The reckoning after the cheese has aged in a family cheese-making operation. The Appenzell produces a very fine aged cow’s milk cheese available in most cheese shops today. Anthony notes "The cheeses of Switzerland remain exceptional because they still adhere to the practice of moving the herds to the high pastures where the lactating cows graze on the alpine flora, the same intensely flavored vegetation used to produce the amaros (kräuterlikörs), bitter liqueurs that I savor as much as the cheeses."
Celebrating the assent of the village’s livestock to the high, summer pastures. Following tradition still extant today, that procession is led by children and Appenzeller goats, a hornless breed of the region. The three lead cows bear large, harmonized ceremonial bells, sounding three different notes, for the occasion. These are not practical for grazing. The regular bells worn by the grazing cows are much smaller and lighter, made of plain steel. The leather collar is heavier than the bell. The man leading the cows carries a milking bucket on his shoulder per tradition. (Note that the man in the center is not in the celebratory finery, and other cows are wandering about, not part of the procession.) Anthony notes "It was striking to see the modern Appenzeller parade where the choreography is unchanged over the course of a century."

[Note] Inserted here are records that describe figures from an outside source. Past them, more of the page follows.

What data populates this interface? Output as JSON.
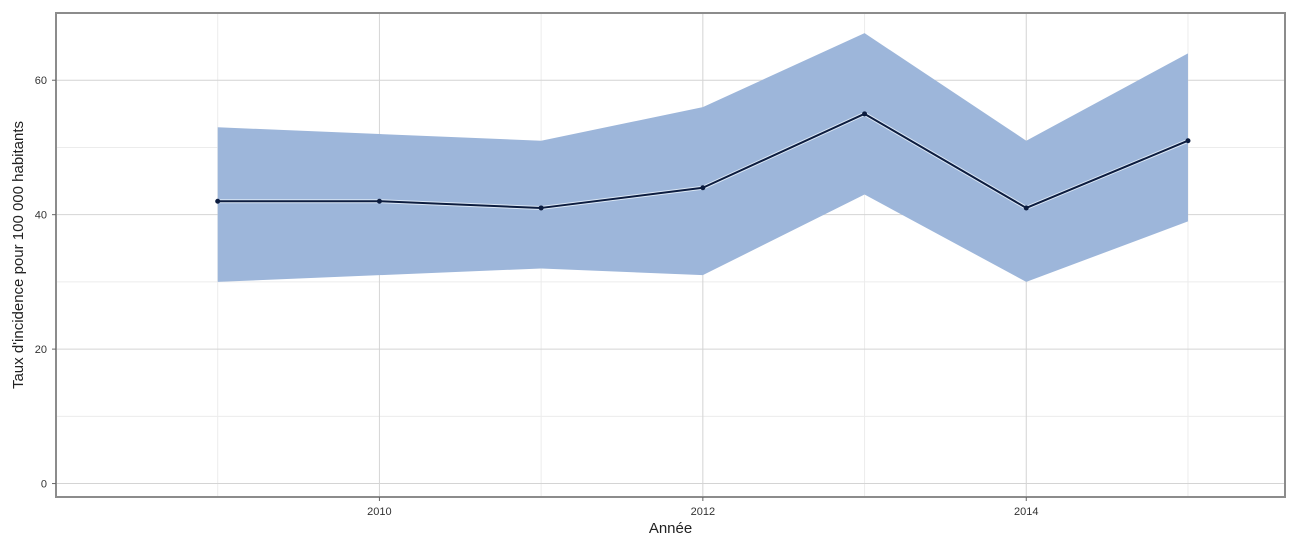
{
  "chart_data": {
    "type": "line",
    "xlabel": "Année",
    "ylabel": "Taux d'incidence pour 100 000 habitants",
    "x": [
      2009,
      2010,
      2011,
      2012,
      2013,
      2014,
      2015
    ],
    "xlim": [
      2008.0,
      2015.6
    ],
    "ylim": [
      -2,
      70
    ],
    "x_ticks": [
      2010,
      2012,
      2014
    ],
    "y_ticks": [
      0,
      20,
      40,
      60
    ],
    "grid": true,
    "legend": "none",
    "series": [
      {
        "values": [
          42,
          42,
          41,
          44,
          55,
          41,
          51
        ],
        "lower": [
          30,
          31,
          32,
          31,
          43,
          30,
          39
        ],
        "upper": [
          53,
          52,
          51,
          56,
          67,
          51,
          64
        ]
      }
    ],
    "colors": {
      "band": "#9db6da",
      "line": "#0c1c3f",
      "grid_major": "#d4d4d4",
      "grid_minor": "#ececec",
      "panel_border": "#8c8c8c"
    }
  }
}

Harvesting wine grapes, most likely in the canton Ticino. Note the tile roof on the buildings. Ticino, bordering Italy, is the mildest region of Switzerland.

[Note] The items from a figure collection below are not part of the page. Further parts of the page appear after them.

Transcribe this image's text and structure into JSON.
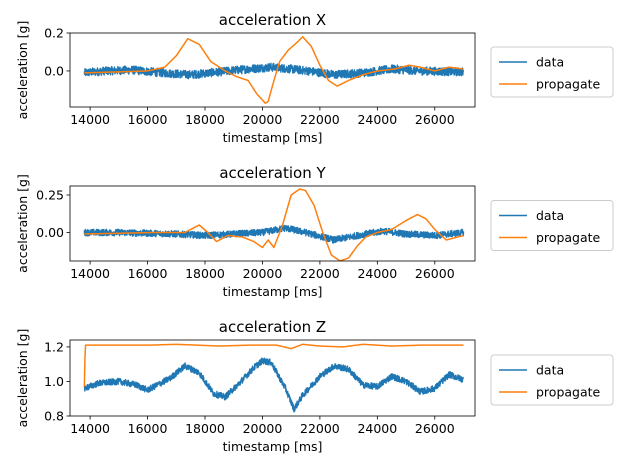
{
  "colors": {
    "data": "#1f77b4",
    "propagate": "#ff7f0e"
  },
  "chart_data": [
    {
      "type": "line",
      "title": "acceleration X",
      "xlabel": "timestamp [ms]",
      "ylabel": "acceleration [g]",
      "xlim": [
        13300,
        27400
      ],
      "ylim": [
        -0.19,
        0.2
      ],
      "xticks": [
        14000,
        16000,
        18000,
        20000,
        22000,
        24000,
        26000
      ],
      "xtick_labels": [
        "14000",
        "16000",
        "18000",
        "20000",
        "22000",
        "24000",
        "26000"
      ],
      "yticks": [
        0.0,
        0.2
      ],
      "ytick_labels": [
        "0.0",
        "0.2"
      ],
      "legend": "right",
      "series": [
        {
          "name": "data",
          "noise": 0.022,
          "points": [
            [
              13800,
              -0.01
            ],
            [
              14500,
              0.0
            ],
            [
              15500,
              0.005
            ],
            [
              16500,
              -0.01
            ],
            [
              17500,
              -0.02
            ],
            [
              18500,
              -0.005
            ],
            [
              19500,
              0.01
            ],
            [
              20300,
              0.02
            ],
            [
              21000,
              0.01
            ],
            [
              21600,
              0.0
            ],
            [
              22500,
              -0.02
            ],
            [
              23500,
              -0.01
            ],
            [
              24500,
              0.01
            ],
            [
              25500,
              0.0
            ],
            [
              27000,
              -0.005
            ]
          ]
        },
        {
          "name": "propagate",
          "noise": 0.0,
          "points": [
            [
              13800,
              -0.01
            ],
            [
              15000,
              -0.005
            ],
            [
              16000,
              0.0
            ],
            [
              16600,
              0.02
            ],
            [
              17000,
              0.08
            ],
            [
              17400,
              0.17
            ],
            [
              17800,
              0.14
            ],
            [
              18200,
              0.05
            ],
            [
              18700,
              0.0
            ],
            [
              19100,
              -0.03
            ],
            [
              19500,
              -0.05
            ],
            [
              19800,
              -0.12
            ],
            [
              20100,
              -0.17
            ],
            [
              20200,
              -0.16
            ],
            [
              20400,
              -0.05
            ],
            [
              20600,
              0.05
            ],
            [
              20900,
              0.11
            ],
            [
              21200,
              0.15
            ],
            [
              21400,
              0.18
            ],
            [
              21700,
              0.13
            ],
            [
              22000,
              0.03
            ],
            [
              22300,
              -0.05
            ],
            [
              22600,
              -0.08
            ],
            [
              23000,
              -0.05
            ],
            [
              23500,
              -0.02
            ],
            [
              24000,
              0.0
            ],
            [
              24600,
              0.01
            ],
            [
              25100,
              0.03
            ],
            [
              25500,
              0.02
            ],
            [
              26000,
              0.0
            ],
            [
              26500,
              0.02
            ],
            [
              27000,
              0.01
            ]
          ]
        }
      ]
    },
    {
      "type": "line",
      "title": "acceleration Y",
      "xlabel": "timestamp [ms]",
      "ylabel": "acceleration [g]",
      "xlim": [
        13300,
        27400
      ],
      "ylim": [
        -0.19,
        0.31
      ],
      "xticks": [
        14000,
        16000,
        18000,
        20000,
        22000,
        24000,
        26000
      ],
      "xtick_labels": [
        "14000",
        "16000",
        "18000",
        "20000",
        "22000",
        "24000",
        "26000"
      ],
      "yticks": [
        0.0,
        0.25
      ],
      "ytick_labels": [
        "0.00",
        "0.25"
      ],
      "legend": "right",
      "series": [
        {
          "name": "data",
          "noise": 0.022,
          "points": [
            [
              13800,
              0.0
            ],
            [
              15000,
              0.0
            ],
            [
              16000,
              -0.005
            ],
            [
              17000,
              -0.01
            ],
            [
              18000,
              -0.02
            ],
            [
              19000,
              -0.01
            ],
            [
              20000,
              0.0
            ],
            [
              20800,
              0.03
            ],
            [
              21500,
              0.0
            ],
            [
              22500,
              -0.05
            ],
            [
              23300,
              -0.02
            ],
            [
              24200,
              0.01
            ],
            [
              25000,
              -0.01
            ],
            [
              26000,
              -0.02
            ],
            [
              27000,
              0.0
            ]
          ]
        },
        {
          "name": "propagate",
          "noise": 0.0,
          "points": [
            [
              13800,
              -0.01
            ],
            [
              15000,
              -0.005
            ],
            [
              16200,
              0.0
            ],
            [
              17300,
              0.0
            ],
            [
              17800,
              0.05
            ],
            [
              18100,
              0.0
            ],
            [
              18400,
              -0.06
            ],
            [
              18800,
              -0.02
            ],
            [
              19300,
              -0.03
            ],
            [
              19700,
              -0.06
            ],
            [
              20000,
              -0.1
            ],
            [
              20200,
              -0.05
            ],
            [
              20400,
              -0.1
            ],
            [
              20700,
              0.05
            ],
            [
              21000,
              0.25
            ],
            [
              21300,
              0.29
            ],
            [
              21500,
              0.28
            ],
            [
              21800,
              0.18
            ],
            [
              22100,
              0.0
            ],
            [
              22400,
              -0.15
            ],
            [
              22700,
              -0.19
            ],
            [
              23000,
              -0.17
            ],
            [
              23300,
              -0.09
            ],
            [
              23600,
              -0.03
            ],
            [
              24000,
              0.0
            ],
            [
              24500,
              0.02
            ],
            [
              25000,
              0.08
            ],
            [
              25400,
              0.12
            ],
            [
              25700,
              0.09
            ],
            [
              26000,
              0.02
            ],
            [
              26400,
              -0.05
            ],
            [
              27000,
              -0.02
            ]
          ]
        }
      ]
    },
    {
      "type": "line",
      "title": "acceleration Z",
      "xlabel": "timestamp [ms]",
      "ylabel": "acceleration [g]",
      "xlim": [
        13300,
        27400
      ],
      "ylim": [
        0.8,
        1.24
      ],
      "xticks": [
        14000,
        16000,
        18000,
        20000,
        22000,
        24000,
        26000
      ],
      "xtick_labels": [
        "14000",
        "16000",
        "18000",
        "20000",
        "22000",
        "24000",
        "26000"
      ],
      "yticks": [
        0.8,
        1.0,
        1.2
      ],
      "ytick_labels": [
        "0.8",
        "1.0",
        "1.2"
      ],
      "legend": "right",
      "series": [
        {
          "name": "data",
          "noise": 0.018,
          "points": [
            [
              13800,
              0.96
            ],
            [
              14300,
              0.99
            ],
            [
              15000,
              1.0
            ],
            [
              15600,
              0.98
            ],
            [
              16000,
              0.95
            ],
            [
              16800,
              1.02
            ],
            [
              17300,
              1.09
            ],
            [
              17800,
              1.05
            ],
            [
              18300,
              0.93
            ],
            [
              18700,
              0.91
            ],
            [
              19200,
              0.99
            ],
            [
              19700,
              1.08
            ],
            [
              20000,
              1.12
            ],
            [
              20300,
              1.11
            ],
            [
              20800,
              0.96
            ],
            [
              21100,
              0.84
            ],
            [
              21400,
              0.92
            ],
            [
              22000,
              1.03
            ],
            [
              22500,
              1.09
            ],
            [
              23000,
              1.07
            ],
            [
              23500,
              0.98
            ],
            [
              24000,
              0.97
            ],
            [
              24500,
              1.03
            ],
            [
              25000,
              1.0
            ],
            [
              25500,
              0.94
            ],
            [
              26000,
              0.96
            ],
            [
              26500,
              1.04
            ],
            [
              27000,
              1.01
            ]
          ]
        },
        {
          "name": "propagate",
          "noise": 0.0,
          "points": [
            [
              13800,
              0.97
            ],
            [
              13830,
              1.21
            ],
            [
              16000,
              1.21
            ],
            [
              17000,
              1.215
            ],
            [
              18500,
              1.205
            ],
            [
              19500,
              1.21
            ],
            [
              20500,
              1.21
            ],
            [
              21000,
              1.19
            ],
            [
              21400,
              1.215
            ],
            [
              22000,
              1.205
            ],
            [
              22800,
              1.2
            ],
            [
              23500,
              1.215
            ],
            [
              24500,
              1.205
            ],
            [
              25500,
              1.21
            ],
            [
              26500,
              1.21
            ],
            [
              27000,
              1.21
            ]
          ]
        }
      ]
    }
  ]
}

A building for storing grains. The flat rocks between the granary and its supports keep rodents from entering the stores. Yes, that is the Matterhorn in the background.
Flowering chestnuts growing in the canton Valais. The chestnuts were called the "bread of the poor," providing sustenance in challenging times and circumstances. Roasted or boiled when fresh, they were also dried and ground to make a flour for polenta and baking.
Milking goats in a high summer pasture, as well as goats being goats as is their wont. This was taken either in the canton Appenzell or Graubünden (Grisons). These are the progenitors of what is known today as the Grisons Striped goat, a tough mountain breed at home in sparse rocky pastures.
Pausing at a shrine on the way to bringing milk from the high, summer pasture. Likely canton Valais in the southern part of the country. Raclette is its signature cheese, though many types are produced in the region. (The mountains in the background remind me of the Dents du Midi.)
Service in a mountain community, probably in the Appenzell. The 19th century saw the depopulation of rural Swiss communities. Some to other European cities, like my great great-grandfather who left his small village in Graubünden and learned to make pianos in Cologne, Germany, ultimately settling in Zürich. Others immigrated to the Americas. There are people of Swiss descent from Argentina to Canada. At the height of the exodus, during the 1880s some 82,000 migrated to the US. Towns named Bern, Helvetia, and Glarus, names which betray their Swiss roots.